We can also map over the input to the fold

-- If I have a fold that can accept be's and a function to convert a's into b's
-- I can make a fold which can accept a's.
premap :: (a -> b) -> Fold b r -> Fold a r
premap f (Fold step s done) = Fold (step . f) s done

which allows you to extract values from a larger structure

sumAges :: Fold Person Int
sumAges = premap age sum

averageAgeAndYearsAtCompany :: Fold EmployeeRecord (Double,Double)
averageAgeAndYearsAtCompany = 
    (,) <$> premap (fromIntegral . age . employee) average 
        <*> premap (yearsService . employmentHistory) average

How do we use these? using the fold function:

fold :: Foldable f => Fold a b -> f a -> b

which is ignostic of what sort of container it is operation over, or you can trivially write functions that take a fold and stream data in for any other source; all you need to be able to do is provide elements one at a time.

There are many other useful functions which allow you to deal with more complex inputs, and produce more complex outputs, such as

-- Only process a given input if the predicate holds
prefilter :: (a -> Bool) -> Fold a r -> Fold a r
-- Don't process elements until you find a successful item
predropWhile :: (a -> Bool) -> Fold a r -> Fold a r
map :: Ord a => Fold (a, b) (Map a b)
foldByKeyMap :: forall k a b.
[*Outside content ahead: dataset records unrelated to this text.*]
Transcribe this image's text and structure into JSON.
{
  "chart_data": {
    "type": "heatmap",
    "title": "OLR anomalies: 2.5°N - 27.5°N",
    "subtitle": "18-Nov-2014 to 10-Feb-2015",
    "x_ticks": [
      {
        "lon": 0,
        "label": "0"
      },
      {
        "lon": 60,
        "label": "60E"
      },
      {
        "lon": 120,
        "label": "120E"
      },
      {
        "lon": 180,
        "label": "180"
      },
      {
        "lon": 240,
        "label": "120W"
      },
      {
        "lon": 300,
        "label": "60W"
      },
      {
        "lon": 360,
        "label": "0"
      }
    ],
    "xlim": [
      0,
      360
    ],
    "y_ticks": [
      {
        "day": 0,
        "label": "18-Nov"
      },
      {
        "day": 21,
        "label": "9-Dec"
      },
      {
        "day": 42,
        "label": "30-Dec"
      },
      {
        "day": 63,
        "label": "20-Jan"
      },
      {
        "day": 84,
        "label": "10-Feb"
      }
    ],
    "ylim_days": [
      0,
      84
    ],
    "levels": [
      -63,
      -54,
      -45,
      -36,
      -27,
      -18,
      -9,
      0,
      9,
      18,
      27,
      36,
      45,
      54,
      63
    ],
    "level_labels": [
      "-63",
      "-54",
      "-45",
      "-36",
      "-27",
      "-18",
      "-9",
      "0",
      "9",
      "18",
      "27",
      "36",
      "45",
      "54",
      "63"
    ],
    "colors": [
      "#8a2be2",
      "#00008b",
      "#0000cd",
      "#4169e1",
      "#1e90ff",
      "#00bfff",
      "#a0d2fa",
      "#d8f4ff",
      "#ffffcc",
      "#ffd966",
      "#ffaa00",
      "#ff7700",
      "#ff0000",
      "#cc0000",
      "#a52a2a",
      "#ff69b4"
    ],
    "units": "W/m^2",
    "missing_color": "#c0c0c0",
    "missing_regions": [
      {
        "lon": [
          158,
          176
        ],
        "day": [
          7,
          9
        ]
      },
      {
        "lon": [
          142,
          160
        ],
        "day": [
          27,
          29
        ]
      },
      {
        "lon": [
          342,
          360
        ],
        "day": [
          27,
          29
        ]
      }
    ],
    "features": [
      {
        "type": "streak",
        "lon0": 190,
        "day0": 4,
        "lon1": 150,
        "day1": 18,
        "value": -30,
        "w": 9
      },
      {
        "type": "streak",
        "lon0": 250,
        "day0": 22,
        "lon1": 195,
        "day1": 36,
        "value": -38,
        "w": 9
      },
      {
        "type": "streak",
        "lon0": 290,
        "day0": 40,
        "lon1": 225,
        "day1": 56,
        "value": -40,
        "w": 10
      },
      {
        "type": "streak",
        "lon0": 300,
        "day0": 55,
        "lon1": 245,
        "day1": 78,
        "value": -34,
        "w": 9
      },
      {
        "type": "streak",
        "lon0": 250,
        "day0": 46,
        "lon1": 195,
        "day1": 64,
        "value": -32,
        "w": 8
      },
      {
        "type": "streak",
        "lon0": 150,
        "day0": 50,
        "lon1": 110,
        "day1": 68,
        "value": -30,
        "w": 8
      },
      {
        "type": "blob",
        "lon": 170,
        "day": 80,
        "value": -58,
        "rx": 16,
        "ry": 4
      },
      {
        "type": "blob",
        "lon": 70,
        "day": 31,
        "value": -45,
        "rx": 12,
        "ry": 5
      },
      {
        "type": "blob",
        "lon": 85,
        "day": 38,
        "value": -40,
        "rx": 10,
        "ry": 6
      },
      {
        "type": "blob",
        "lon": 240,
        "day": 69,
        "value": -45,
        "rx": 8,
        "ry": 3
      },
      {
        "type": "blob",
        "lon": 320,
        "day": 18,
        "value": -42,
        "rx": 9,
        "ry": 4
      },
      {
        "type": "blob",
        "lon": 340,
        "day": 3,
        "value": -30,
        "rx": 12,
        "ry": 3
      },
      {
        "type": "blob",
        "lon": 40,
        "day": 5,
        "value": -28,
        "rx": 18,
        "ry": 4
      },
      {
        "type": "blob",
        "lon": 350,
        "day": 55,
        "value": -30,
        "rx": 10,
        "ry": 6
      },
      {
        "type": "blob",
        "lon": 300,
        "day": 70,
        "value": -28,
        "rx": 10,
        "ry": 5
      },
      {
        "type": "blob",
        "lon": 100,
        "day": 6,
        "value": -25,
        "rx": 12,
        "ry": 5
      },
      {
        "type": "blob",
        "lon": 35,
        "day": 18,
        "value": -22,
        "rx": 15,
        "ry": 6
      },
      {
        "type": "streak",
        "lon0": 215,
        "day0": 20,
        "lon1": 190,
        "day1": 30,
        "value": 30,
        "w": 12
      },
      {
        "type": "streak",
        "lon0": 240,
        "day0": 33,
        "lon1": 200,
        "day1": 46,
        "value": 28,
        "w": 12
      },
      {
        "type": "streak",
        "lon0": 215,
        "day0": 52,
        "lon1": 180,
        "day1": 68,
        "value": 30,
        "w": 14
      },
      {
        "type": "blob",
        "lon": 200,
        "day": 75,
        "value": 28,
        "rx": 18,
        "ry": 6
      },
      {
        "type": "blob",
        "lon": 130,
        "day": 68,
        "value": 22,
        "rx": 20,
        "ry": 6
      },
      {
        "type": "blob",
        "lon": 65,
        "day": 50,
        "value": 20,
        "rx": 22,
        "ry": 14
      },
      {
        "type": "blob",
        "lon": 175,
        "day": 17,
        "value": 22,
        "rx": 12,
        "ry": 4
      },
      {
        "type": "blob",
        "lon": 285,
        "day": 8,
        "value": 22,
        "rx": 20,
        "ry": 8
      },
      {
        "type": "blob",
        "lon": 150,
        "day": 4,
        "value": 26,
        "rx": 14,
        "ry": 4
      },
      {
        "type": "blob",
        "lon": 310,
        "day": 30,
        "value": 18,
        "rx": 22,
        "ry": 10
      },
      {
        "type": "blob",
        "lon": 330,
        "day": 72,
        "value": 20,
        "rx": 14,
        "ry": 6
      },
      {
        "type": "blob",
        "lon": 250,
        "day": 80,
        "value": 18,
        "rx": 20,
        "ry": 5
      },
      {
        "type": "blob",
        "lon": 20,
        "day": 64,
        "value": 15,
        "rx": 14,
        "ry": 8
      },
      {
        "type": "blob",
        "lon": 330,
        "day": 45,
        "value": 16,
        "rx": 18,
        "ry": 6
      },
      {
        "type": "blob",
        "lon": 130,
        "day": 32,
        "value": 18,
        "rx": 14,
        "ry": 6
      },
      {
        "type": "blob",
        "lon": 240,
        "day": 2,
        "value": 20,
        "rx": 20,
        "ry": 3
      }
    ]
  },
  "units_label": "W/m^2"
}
Ord k => Fold a b -> Fold (k, a) (Map k b)
-- Perform a Fold while grouping the data according to a specified group projection function. Returns the folded result grouped as a map keyed by the group.
groupBy :: Ord g => (a -> g) -> Fold a r -> Fold a (Map g r)
-- generic mapping of the input to zero or more values to be processed using lens-y things:
handles :: Handler a b -> Fold b r -> Fold a r
handles _1       :: Fold a r -> Fold (a, b) r
handles _Left    :: Fold a r -> Fold (Either a b) r
handles traverse :: Traversable t => Fold a r -> Fold (t a) r
handles folded   :: Foldable    t => Fold a r -> Fold (t a) r

Aphyr on 2022-12-07

…which is ignostic of what sort of container it is operation over, or you can trivially write functions that take a fold and stream data in for any other source; all you need to be able to do is provide elements one at a time.

Yeah, that’s very cool! This kind of stream fusion & multi-query optimization is something that the Clojure compiler and JVM JIT can’t (at least to my knowledge) do automatically–over in Clojure-land we have to be more explicit about the the composition. I’ve actually built a couple libraries to do just that: tesser and jepsen.history.fold. They’re both fairly heavyweight though, and loopr serves a slightly different niche. :-)

hashim on 2022-12-07

Neat! This seems very similar to for/fold and for*/fold in Racket I always find the amount of things Racket has to be surprising given how few people work on it.